Clojure is designed for concurrency.
Clojure provides concurrency primitives at a higher level of abstraction than Java. Some of these are:
A Software Transactional Memory system for dealing with synchronous and coordinated changes to shared references. You can change several references as an atomic operation and you don't have to worry about what the other threads in your program are doing. Within your transaction you will always have a consistent view of the world.
An agent system for asynchronous change. This resembles message passing in Erlang.
Thread local changes to variables. These variables have a root binding which are shared by every thread in your program. However, when you re-bind a variable it will only be visible in that thread.

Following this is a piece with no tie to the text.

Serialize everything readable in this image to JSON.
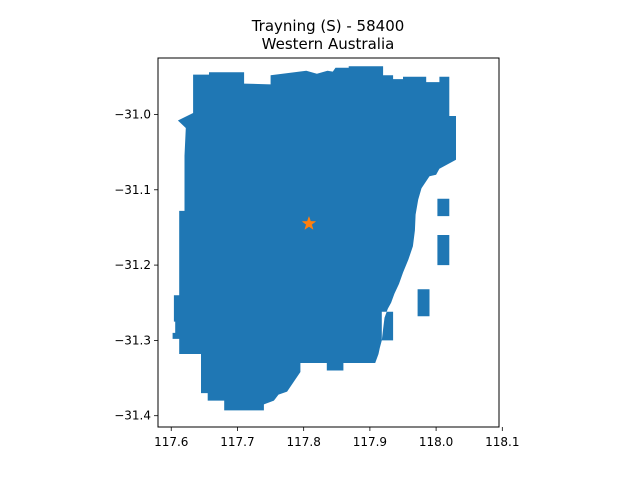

All these concurrency primitives are built on top of Clojures immutable data structures (i.e., lists, maps, vectors etc.). When you enter the world of mutable Java objects all of the primitives break down and you are back to locks and condition variables (which also can be used in clojure, when necessary).
Without being an expert on Clojure I would say that the main advantage is that Clojure hides a lot of the details of concurrent programming and as we all know the devil is in the details, so I consider that a good thing.

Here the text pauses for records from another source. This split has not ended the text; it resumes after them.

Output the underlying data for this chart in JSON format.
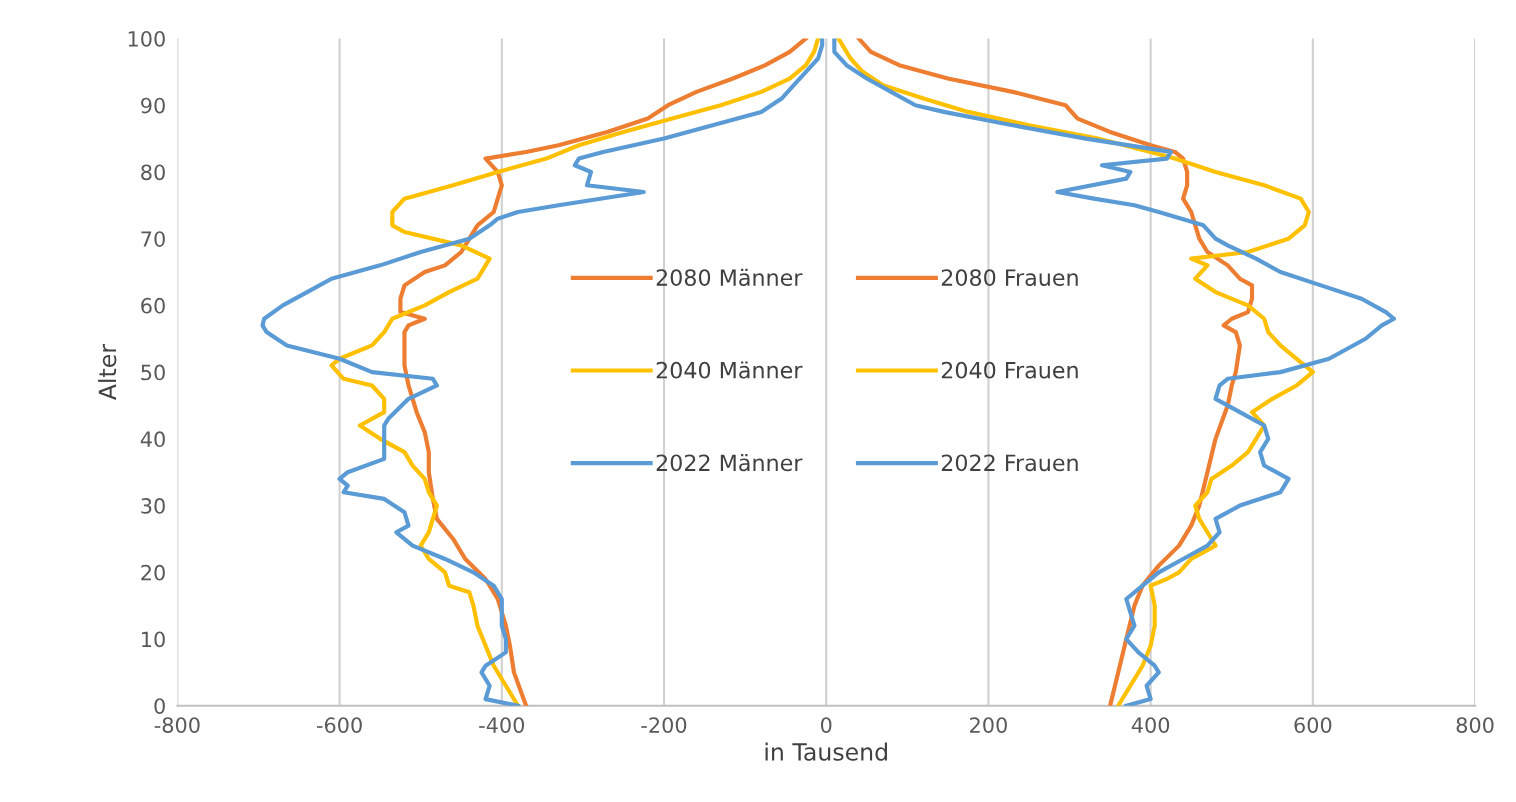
{
  "chart_data": {
    "type": "line",
    "xlabel": "in Tausend",
    "ylabel": "Alter",
    "xlim": [
      -800,
      800
    ],
    "xticks": [
      -800,
      -600,
      -400,
      -200,
      0,
      200,
      400,
      600,
      800
    ],
    "ylim": [
      0,
      100
    ],
    "yticks": [
      0,
      10,
      20,
      30,
      40,
      50,
      60,
      70,
      80,
      90,
      100
    ],
    "grid": "x",
    "legend": "center",
    "line_style": "solid",
    "series": [
      {
        "name": "2080 Männer",
        "color": "#ed7d31",
        "x": [
          -370,
          -385,
          -390,
          -395,
          -405,
          -420,
          -445,
          -460,
          -480,
          -485,
          -490,
          -490,
          -495,
          -505,
          -515,
          -520,
          -520,
          -520,
          -515,
          -495,
          -525,
          -525,
          -520,
          -495,
          -470,
          -450,
          -440,
          -430,
          -410,
          -405,
          -400,
          -405,
          -420,
          -370,
          -330,
          -270,
          -220,
          -195,
          -160,
          -115,
          -75,
          -45,
          -25
        ],
        "values": [
          0,
          5,
          9,
          12,
          16,
          19,
          22,
          25,
          28,
          31,
          35,
          38,
          41,
          44,
          48,
          51,
          54,
          56,
          57,
          58,
          59,
          61,
          63,
          65,
          66,
          68,
          70,
          72,
          74,
          76,
          78,
          80,
          82,
          83,
          84,
          86,
          88,
          90,
          92,
          94,
          96,
          98,
          100
        ]
      },
      {
        "name": "2040 Männer",
        "color": "#ffc000",
        "x": [
          -380,
          -395,
          -410,
          -420,
          -430,
          -435,
          -440,
          -465,
          -470,
          -490,
          -500,
          -490,
          -485,
          -480,
          -490,
          -495,
          -510,
          -520,
          -550,
          -575,
          -545,
          -545,
          -560,
          -595,
          -610,
          -600,
          -560,
          -545,
          -535,
          -495,
          -465,
          -430,
          -420,
          -415,
          -450,
          -520,
          -535,
          -535,
          -520,
          -460,
          -405,
          -345,
          -305,
          -250,
          -190,
          -130,
          -80,
          -45,
          -25,
          -15,
          -10
        ],
        "values": [
          0,
          3,
          6,
          9,
          12,
          15,
          17,
          18,
          20,
          22,
          24,
          26,
          28,
          30,
          32,
          34,
          36,
          38,
          40,
          42,
          44,
          46,
          48,
          49,
          51,
          52,
          54,
          56,
          58,
          60,
          62,
          64,
          66,
          67,
          69,
          71,
          72,
          74,
          76,
          78,
          80,
          82,
          84,
          86,
          88,
          90,
          92,
          94,
          96,
          98,
          100
        ]
      },
      {
        "name": "2022 Männer",
        "color": "#5b9bd5",
        "x": [
          -380,
          -420,
          -415,
          -425,
          -420,
          -395,
          -395,
          -400,
          -400,
          -400,
          -410,
          -435,
          -470,
          -510,
          -530,
          -515,
          -520,
          -545,
          -595,
          -590,
          -600,
          -590,
          -545,
          -545,
          -545,
          -540,
          -515,
          -480,
          -485,
          -560,
          -600,
          -665,
          -690,
          -695,
          -693,
          -670,
          -640,
          -610,
          -550,
          -500,
          -440,
          -415,
          -405,
          -380,
          -330,
          -225,
          -295,
          -290,
          -310,
          -305,
          -275,
          -200,
          -140,
          -80,
          -55,
          -40,
          -25,
          -10,
          -5,
          -5
        ],
        "values": [
          0,
          1,
          3,
          5,
          6,
          8,
          10,
          12,
          14,
          16,
          18,
          20,
          22,
          24,
          26,
          27,
          29,
          31,
          32,
          33,
          34,
          35,
          37,
          40,
          42,
          43,
          46,
          48,
          49,
          50,
          52,
          54,
          56,
          57,
          58,
          60,
          62,
          64,
          66,
          68,
          70,
          72,
          73,
          74,
          75,
          77,
          78,
          80,
          81,
          82,
          83,
          85,
          87,
          89,
          91,
          93,
          95,
          97,
          99,
          100
        ]
      },
      {
        "name": "2080 Frauen",
        "color": "#ed7d31",
        "x": [
          350,
          360,
          370,
          380,
          390,
          410,
          435,
          450,
          460,
          470,
          480,
          495,
          500,
          505,
          510,
          505,
          490,
          500,
          520,
          525,
          525,
          510,
          495,
          470,
          460,
          455,
          450,
          440,
          445,
          445,
          440,
          430,
          400,
          350,
          310,
          295,
          230,
          150,
          90,
          55,
          40
        ],
        "values": [
          0,
          5,
          10,
          15,
          18,
          21,
          24,
          27,
          30,
          35,
          40,
          45,
          48,
          50,
          54,
          56,
          57,
          58,
          59,
          61,
          63,
          64,
          66,
          68,
          70,
          72,
          74,
          76,
          78,
          80,
          82,
          83,
          84,
          86,
          88,
          90,
          92,
          94,
          96,
          98,
          100
        ]
      },
      {
        "name": "2040 Frauen",
        "color": "#ffc000",
        "x": [
          360,
          375,
          390,
          400,
          405,
          405,
          400,
          420,
          435,
          450,
          480,
          470,
          460,
          455,
          470,
          475,
          500,
          520,
          530,
          540,
          525,
          550,
          580,
          600,
          580,
          560,
          545,
          540,
          520,
          480,
          455,
          470,
          450,
          520,
          570,
          590,
          595,
          585,
          540,
          480,
          430,
          400,
          335,
          250,
          175,
          120,
          70,
          45,
          30,
          20,
          15
        ],
        "values": [
          0,
          3,
          6,
          9,
          12,
          15,
          18,
          19,
          20,
          22,
          24,
          26,
          28,
          30,
          32,
          34,
          36,
          38,
          40,
          42,
          44,
          46,
          48,
          50,
          52,
          54,
          56,
          58,
          60,
          62,
          64,
          66,
          67,
          68,
          70,
          72,
          74,
          76,
          78,
          80,
          82,
          83,
          85,
          87,
          89,
          91,
          93,
          95,
          97,
          99,
          100
        ]
      },
      {
        "name": "2022 Frauen",
        "color": "#5b9bd5",
        "x": [
          370,
          400,
          395,
          410,
          405,
          385,
          370,
          380,
          375,
          370,
          390,
          410,
          440,
          470,
          485,
          480,
          510,
          560,
          565,
          570,
          540,
          535,
          545,
          540,
          510,
          480,
          485,
          495,
          560,
          620,
          665,
          685,
          700,
          690,
          660,
          610,
          560,
          530,
          495,
          480,
          465,
          410,
          380,
          330,
          285,
          370,
          375,
          340,
          420,
          425,
          320,
          230,
          145,
          110,
          80,
          50,
          25,
          10,
          10
        ],
        "values": [
          0,
          1,
          3,
          5,
          6,
          8,
          10,
          12,
          14,
          16,
          18,
          20,
          22,
          24,
          26,
          28,
          30,
          32,
          33,
          34,
          36,
          38,
          40,
          42,
          44,
          46,
          48,
          49,
          50,
          52,
          55,
          57,
          58,
          59,
          61,
          63,
          65,
          67,
          69,
          70,
          72,
          74,
          75,
          76,
          77,
          79,
          80,
          81,
          82,
          83,
          85,
          87,
          89,
          90,
          92,
          94,
          96,
          98,
          100
        ]
      }
    ]
  }
}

You may want to check this excellent presentation from Rick Hickey (creator of Clojure) on concurrency in Clojure. EDIT: Apparently JAOO has removed the old presentations. I haven't been able to locate a new source for this yet.

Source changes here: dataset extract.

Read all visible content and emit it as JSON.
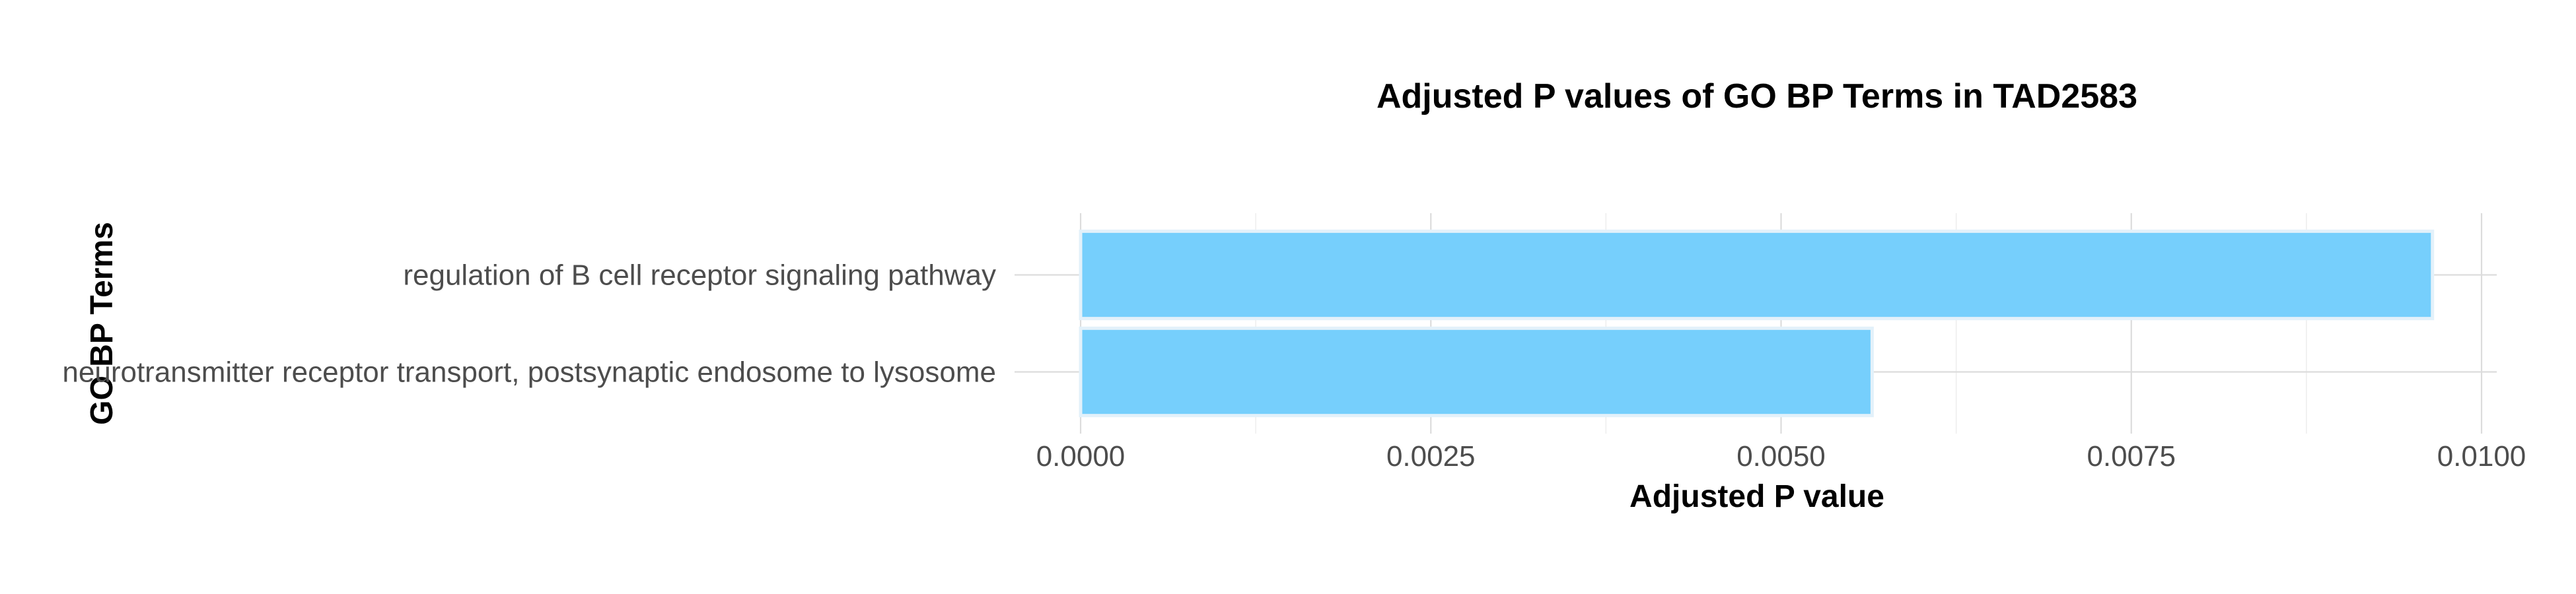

Because Clojure is based on the functional-programming paradigm, which is to say that it achieves safety in concurrency by following a few simple rules:
immutable state
functions have no side effects
Programs written thus pretty much have horizontal scalability built-in, whereas a lock-based concurrency mechanism (as with Java) is prone to bugs involving race conditions, deadlocks etc.
Because the world has advanced in the past 10 years and the Java language (!= the JVM) is finding it hard to keep up. More modern languages for the JVM are based on new ideas and improved concepts which makes many tedious tasks much more simple and safe.
One of the cool things about having immutable types is that most of the built-in functions are already multi-threaded. A simple 'reduce' will span multiple cores/processors, without any extra work from you.
So, sure you can be multi-threaded with Java, but it involves locks and whatnot. Clojure is multi-threaded without any extra effort.
Yes, Java provides all necessary capabilities for concurrent programs.
An analogy: C provides all necessary capabilities for memory-safe programs, even with lots of string handling. But in C memory safety is the programmer's problem.
As it happens, analyzing concurrency is quite hard. It's better to use inherently safe mechanisms rather than trying to anticipate all possible concurrency hazards.
If you attempt to make a shared-memory mutable-data-structure concurrent program safe by adding interlocks you are walking on a tightrope. Plus, it's largely untestable.
One good compromise might be to write concurrent Java code using Clojure's functional style.
In addition to Clojure's approach to concurrency via immutable data, vars, refs (and software transactional memory), atoms and agents... it's a Lisp, which is worth learning. You get Lisp macros, destructuring, first class functions and closures, the REPL, and dynamic typing - plus literals for lists, vectors, maps, and sets - all on top of interoperability with Java libraries (and there's a CLR version being developed too.)
It's not exactly the same as Scheme or Common Lisp, but learning it will help you if you ever want to work through the Structure and Interpretation of Computer Programs or grok what Paul Graham's talking about in his essays, and you can relate to this comic from XKCD. ;-)
This video presentation makes a very strong case, centred around efficient persistent data structures implemented as tries.
Java programming language evolution is quite slow mainly because of Sun's concern about backward compatibility.
Why don't you want just directly use JVM languages like Clojure and Scala?